J'aime pas dépendre de quelqu'un comme ça. J'aime pas que mes humeurs changent en fonction d'une seule et unique personne. J'aime pas avoir ce sentiment de ne pas exister, et de ne pas vivre. J'aime pas attendre, attendre, attendre. J'aime pas cette sensation de m'être vidée. J'aime pas tout ça. Parce que je sais ce que ça cache. Et ça me fait peur. J'voudrais qu'ce soit simple pour tout le monde. Je sais que j'ai au moins le mérite d'être courageuse. Mais j'voudrais que ça me travaille moins. J'voudrais qu'ça me tienne moins à coeur. J'VOUDRAIS. J'ai pas encore dû m'en prendre assez dans la gueule, j'dois avoir besoin d'autres bonnes claques pour comprendre. Pour arrêter d'm'écrire, d'me décrire, de me dire, de me dévoiler comme ça.
Je sais que mes rêves m'aident à penser et à savoir à quoi m'attendre. Sur quel pied danser. Heureusement qu'ils sont là eux. Même si j'en ai marre de toujours voir des femmes se faire trucider et qu'à chaque fois, c'est le même scénario: j'observe, j'suis à moins d'un mètre de la scène, j'hurle, je les entends hurler, je les vois martyrisées, et j'peux pas bouger. Jusqu'à tant que ce soit elles qui ne bougent plu. Et une fois toutes mortes, je me réveille.
Toujours pareil.
Annonciateur de changement, de bonne nouvelle.

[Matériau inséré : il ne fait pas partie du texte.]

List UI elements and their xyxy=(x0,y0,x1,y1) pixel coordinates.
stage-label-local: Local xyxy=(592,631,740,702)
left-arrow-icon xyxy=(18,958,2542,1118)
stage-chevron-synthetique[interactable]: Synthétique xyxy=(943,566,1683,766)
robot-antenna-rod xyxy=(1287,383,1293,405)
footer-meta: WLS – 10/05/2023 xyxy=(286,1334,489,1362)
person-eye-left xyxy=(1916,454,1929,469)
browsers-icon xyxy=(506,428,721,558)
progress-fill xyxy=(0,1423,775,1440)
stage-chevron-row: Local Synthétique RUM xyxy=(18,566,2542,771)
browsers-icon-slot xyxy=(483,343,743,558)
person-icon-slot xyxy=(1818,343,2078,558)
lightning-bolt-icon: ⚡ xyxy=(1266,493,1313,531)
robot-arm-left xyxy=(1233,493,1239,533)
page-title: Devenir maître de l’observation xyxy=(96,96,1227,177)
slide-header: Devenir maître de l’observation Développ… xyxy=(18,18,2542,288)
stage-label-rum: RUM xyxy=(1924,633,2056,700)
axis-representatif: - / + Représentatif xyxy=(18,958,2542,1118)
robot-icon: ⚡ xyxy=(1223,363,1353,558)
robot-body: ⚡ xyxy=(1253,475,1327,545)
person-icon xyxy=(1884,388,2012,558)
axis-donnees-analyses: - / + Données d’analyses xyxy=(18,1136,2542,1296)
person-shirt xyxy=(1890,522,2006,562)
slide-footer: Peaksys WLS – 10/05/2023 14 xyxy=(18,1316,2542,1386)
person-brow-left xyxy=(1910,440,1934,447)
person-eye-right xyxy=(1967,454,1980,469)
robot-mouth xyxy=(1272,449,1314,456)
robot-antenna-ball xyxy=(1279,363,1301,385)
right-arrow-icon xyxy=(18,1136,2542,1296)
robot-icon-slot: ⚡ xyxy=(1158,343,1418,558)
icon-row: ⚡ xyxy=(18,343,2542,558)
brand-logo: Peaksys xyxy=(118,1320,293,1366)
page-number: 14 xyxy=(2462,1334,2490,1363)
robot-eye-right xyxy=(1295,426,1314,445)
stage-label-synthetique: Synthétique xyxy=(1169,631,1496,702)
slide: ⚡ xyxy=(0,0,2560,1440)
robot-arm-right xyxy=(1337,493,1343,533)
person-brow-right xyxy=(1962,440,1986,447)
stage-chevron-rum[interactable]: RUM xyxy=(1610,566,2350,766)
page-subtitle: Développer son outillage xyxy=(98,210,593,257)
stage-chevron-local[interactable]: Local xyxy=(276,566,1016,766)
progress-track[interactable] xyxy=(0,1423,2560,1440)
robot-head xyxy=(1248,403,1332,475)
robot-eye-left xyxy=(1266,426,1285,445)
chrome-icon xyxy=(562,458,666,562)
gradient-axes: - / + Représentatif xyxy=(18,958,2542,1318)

Quelle bonne nouvelle m'attend?
J'suis paumée. J'sais pas c'qu'il faut que je sois, j'donne des conseils de merde que j'suis pas foutue d'appliquer moi-même, j'me lasse. J'sais pas, ya tellement de choses que je comprends pas. J'vais pas m'fabriquer d'la jalousie, j'vais pas m'fabriquer d'la décence, j'vais pas m'fabriquer ce que je suis pas pour vous convenir. J'suis comme ça, à prendre ou à laisser. Et à qui que ce soit, si ce marché là ne convient pas, qu'il parte. Mais vous n'imaginez pas à quel point j'suis sérieuse quand j'dis ça. Ok? J'en ai trop chié à vouloir garder près d'moi des gens qui, au final, sont quand même partis alors que j'm'évertuais à être ce qu'ils pouvaient le plus aimer. Nan, nan, plus jamais ça. Si je conviens pas à quelqu'un, prenez vos valoches et cassez-vous de ma vie. J'vous courrai pas après. Vous êtes libres, moi aussi, et c'est déjà un bon point.
Depuis un moment, je fais les choses à ma manière. J'demande des conseils, mais au final je n'écoute plu personne et je fais ce que je crois bon de faire, pas ce que les autres me conseillent. Jusque là, j'me démerde bien. Même si des fois je subis mes choix. J'suis plutôt satisfaite.
Des fois, j'en ai marre de passer pour la délurée de service. De passer des rires aux larmes. De pas savoir me contrôler, de pas savoir passer à autre chose quand un truc me prend la tête.
J'ai que des doutes depuis une semaine. Mais bordel moi aussi j'ai peur. Tellement peur. De pas savoir dans quoi je suis encore repartie. Dans quoi j'm'embarque. J'ai peur parce que j'me rends compte qu'à peine partie, j'ai déjà mal. J'aime pas douter, j'aime pas douter, j'ai horreur de ça. Et j'aime pas écouter mes peurs, et les taire me réussit mieux, au final. Avancer et vivre. Sans réfléchir. C'est ptètre ça, le remède.
Au fond, qu'est-ce que j'ai à perdre. J'y laisserai des plumes d'une manière ou d'une autre. J'suis déjà partie.
Au pire, elles repousseront, comme toutes les autres. Jusqu'à ce que j'en crève.